Oleh karena itu betapa meruginya orang yang muflis. Ia giat beramal namun di akhirat kelak pahala dari amal baiknya akan menjadi alat pembayaran bagi semua orang yang pernah ia sakiti di dunia. Hingga tidak ada pahala yang tersisa untuknya sedikit pun.
Lalu apabila pahala amalan baik saja tidak cukup dijadikan alat kompensasi atas dosa-dosanya, maka amalan buruk orang lain yang mereka dzalimi akan menjadi alat pembayarannya. Sehingga orang yang muflis tadi tidak mempunyai apa-apa lagi kecuali tanggungan dosa orang-orang yang ia sakiti.
Hal ini juga diperkuat dengan hadis Rasulullah Saw lainnya, yakni: “Adapun kedzaliman yang tidak akan dibiarkan oleh Allah Swt adalah kedzaliman manusia atas manusia lainnya hingga mereka menyelesaikan urusannya.” (H.R. Annas bin Malik)
Hadits di atas menyatakan bahwa tidak ada satu pun manusia di dunia ini yang akan memikul beban dosa orang lain, kecuali ia pernah mengajari orang lain berbuat jahat atau pernah mendzalimi orang lain. Sehingga ia harus membayar ganti rugi dengan pahala atau memikul dosa orang yang ia dzalimi.
Meskipun begitu, Allah Swt tetap memberikan jalan orang yang muflis untuk bertobat yakni dengan cara meminta maaf dan memohon kerelaan atau mengganti kerugian orang-orang yang ia sakiti.
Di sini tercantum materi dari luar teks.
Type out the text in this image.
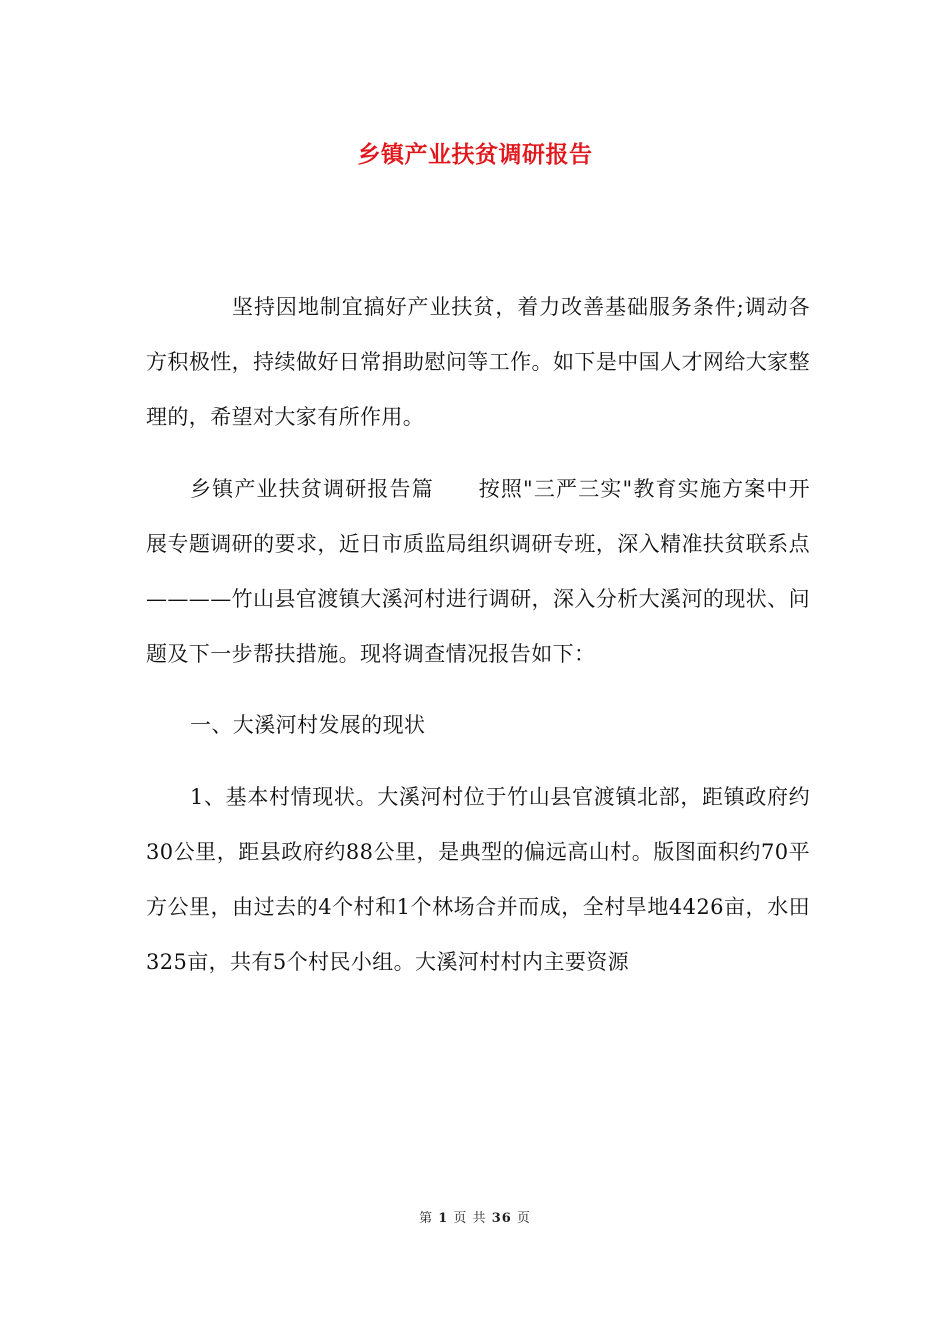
乡镇产业扶贫调研报告

坚持因地制宜搞好产业扶贫，着力改善基础服务条件;调动各方积极性，持续做好日常捐助慰问等工作。如下是中国人才网给大家整理的，希望对大家有所作用。

乡镇产业扶贫调研报告篇 按照"三严三实"教育实施方案中开展专题调研的要求，近日市质监局组织调研专班，深入精准扶贫联系点————竹山县官渡镇大溪河村进行调研，深入分析大溪河的现状、问题及下一步帮扶措施。现将调查情况报告如下：

一、大溪河村发展的现状

1、基本村情现状。大溪河村位于竹山县官渡镇北部，距镇政府约30公里，距县政府约88公里，是典型的偏远高山村。版图面积约70平方公里，由过去的4个村和1个林场合并而成，全村旱地4426亩，水田325亩，共有5个村民小组。大溪河村村内主要资源

第 1 页 共 36 页
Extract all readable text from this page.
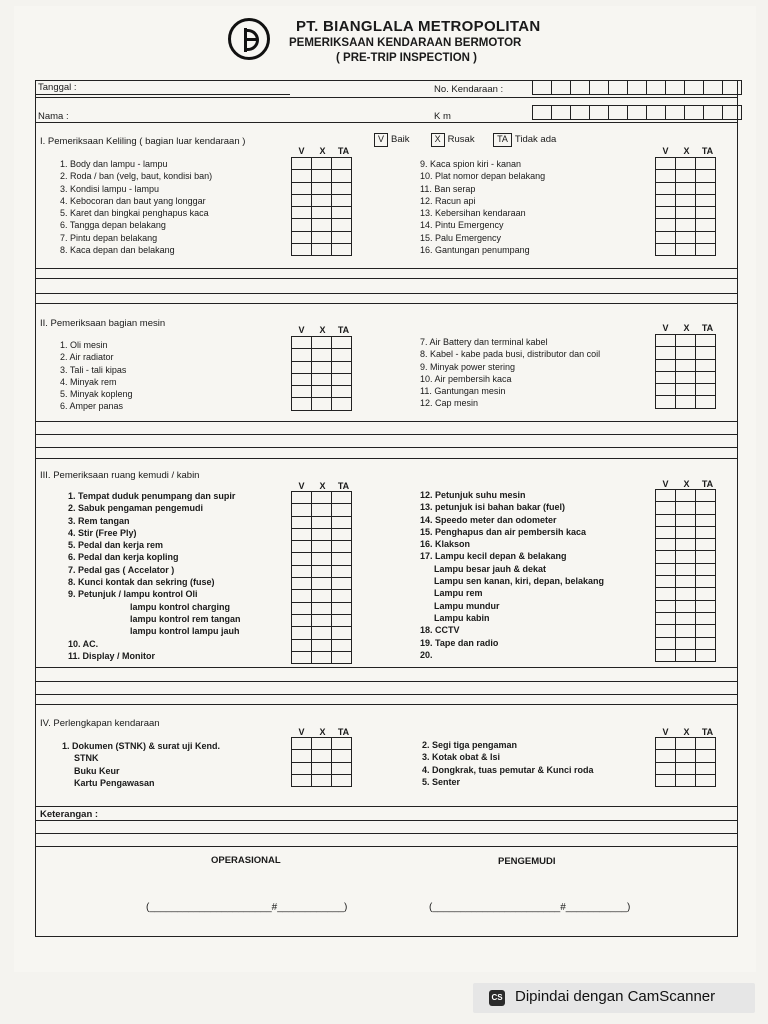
PT. BIANGLALA METROPOLITAN
PEMERIKSAAN KENDARAAN BERMOTOR
( PRE-TRIP INSPECTION )
Tanggal :	No. Kendaraan :

Nama :	K m

I. Pemeriksaan Keliling ( bagian luar kendaraan )	V Baik	X Rusak TA Tidak ada
V X TA	V X TA
1. Body dan lampu - lampu
2. Roda / ban (velg, baut, kondisi ban)
3. Kondisi lampu - lampu
4. Kebocoran dan baut yang longgar
5. Karet dan bingkai penghapus kaca
6. Tangga depan belakang
7. Pintu depan belakang
8. Kaca depan dan belakang
9. Kaca spion kiri - kanan
10. Plat nomor depan belakang
11. Ban serap
12. Racun api
13. Kebersihan kendaraan
14. Pintu Emergency
15. Palu Emergency
16. Gantungan penumpang

II. Pemeriksaan bagian mesin
V X TA	V X TA
1. Oli mesin
2. Air radiator
3. Tali - tali kipas
4. Minyak rem
5. Minyak kopleng
6. Amper panas
7. Air Battery dan terminal kabel
8. Kabel - kabe pada busi, distributor dan coil
9. Minyak power stering
10. Air pembersih kaca
11. Gantungan mesin
12. Cap mesin

III. Pemeriksaan ruang kemudi / kabin
V X TA	V X TA
1. Tempat duduk penumpang dan supir
2. Sabuk pengaman pengemudi
3. Rem tangan
4. Stir (Free Ply)
5. Pedal dan kerja rem
6. Pedal dan kerja kopling
7. Pedal gas ( Accelator )
8. Kunci kontak dan sekring (fuse)
9. Petunjuk / lampu kontrol Oli
lampu kontrol charging
lampu kontrol rem tangan
lampu kontrol lampu jauh
10. AC.
11. Display / Monitor
12. Petunjuk suhu mesin
13. petunjuk isi bahan bakar (fuel)
14. Speedo meter dan odometer
15. Penghapus dan air pembersih kaca
16. Klakson
17. Lampu kecil depan & belakang
Lampu besar jauh & dekat
Lampu sen kanan, kiri, depan, belakang
Lampu rem
Lampu mundur
Lampu kabin
18. CCTV
19. Tape dan radio
20.

IV. Perlengkapan kendaraan
V X TA	V X TA
1. Dokumen (STNK) & surat uji Kend.
STNK
Buku Keur
Kartu Pengawasan
2. Segi tiga pengaman
3. Kotak obat & Isi
4. Dongkrak, tuas pemutar & Kunci roda
5. Senter

Keterangan :
OPERASIONAL	PENGEMUDI
(______________________#____________)	(_______________________#___________)
CS Dipindai dengan CamScanner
Rasulullah Saw bersabda: “Siapa yang pernah berbuat kedzaliman terhadap saudaranya baik menyangkut kehormatan saudaranya atau perkara-perkara lainnya, maka hendaklah ia meminta kehalalan dari saudaranya tersebut pada hari ini (di dunia) sebelum tidak ada lagi dinar dan tidak pula dirham (untuk menebus kesalahan yang dilakukan, yakni pada hari kiamat).” (H.R. Bukhari)
Hadis-hadis di atas telah mengingatkan kita akan pentingnya menjadi seorang muslim yang baik yang selalu menghormati orang lain dan penuh dengan kasih kepada sesama makhluk ciptaan Allah Swt.
Karena sangat merugi apabila kita yang selalu berbuat baik namun pahala yang didapatkan kemudian habis untuk dijadikan alat pembayaran bagi orang-orang yang kita dzalimi. Oleh karena itu, jangan sampai kita menjadi seorang muslim yang mengalami kebangkrutan di akhirat kelak.